Once you’ve completed all four of the core (required) courses in the Humanities, you will have delved into each of its areas quite deeply. You will then be prepared for more advanced study, which will be particularly important if you intend to major in the Humanities. Shimer regularly offers elective courses in literature and philosophy, and occasionally in theology and art. A number of foreign languages are also offered regularly, including the classic languages, Greek and Latin. Those who are interested in advanced courses in music are welcome to take them by means of cross-registration at the VanderCook School of Music, a couple of short blocks from Shimer.
By the time you complete the core Humanities sequence, you will have encountered some of the most awe-inspiring figures in intellectual and artistic history. Plato. Aristotle. Homer. Shakespeare. Michelangelo. Picasso. Bach. Mozart. Beethoven. Saint Augustine. Descartes. Locke. The list goes on and on, and every one is well worth reading, viewing, or hearing. And, of course, discussing.

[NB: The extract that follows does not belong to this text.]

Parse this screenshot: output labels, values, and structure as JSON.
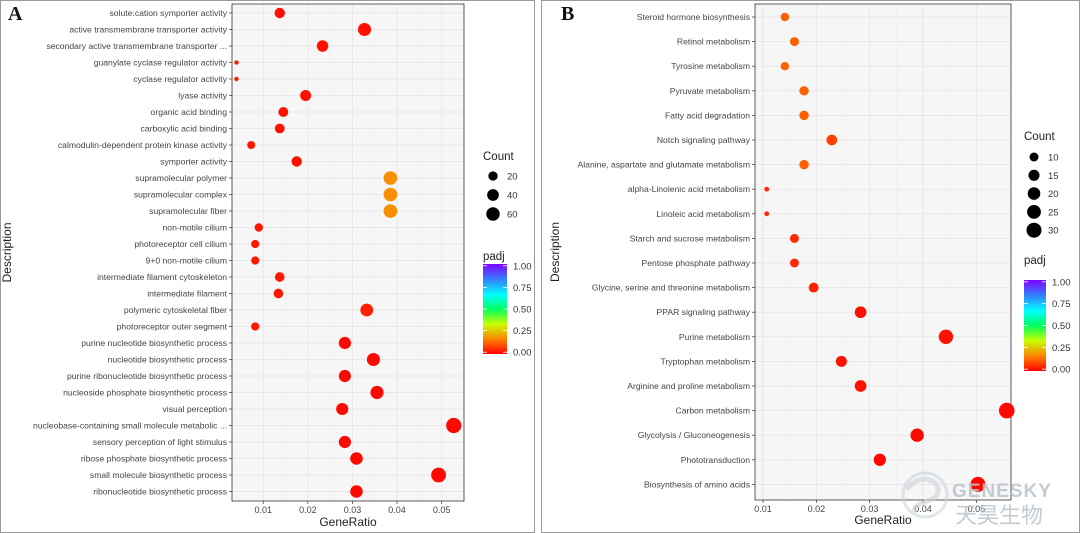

The Humanities area is one of the supreme attractions of the academic life at Shimer. Shimer students love to read, and more of them love to read literary and philosophical works than any other kind. More of our graduates receive their degrees in the Humanities than in the two other areas of the curriculum combined. While we’re very proud of our entire curriculum, we are also aware that the Humanities occupy a special place in the hearts of many Shimerians. Simply put, if you want to delve deeply into the diverse and endlessly fascinating areas of the Humanities in the company of similarly-inclined students and teachers, Shimer is the place to do it.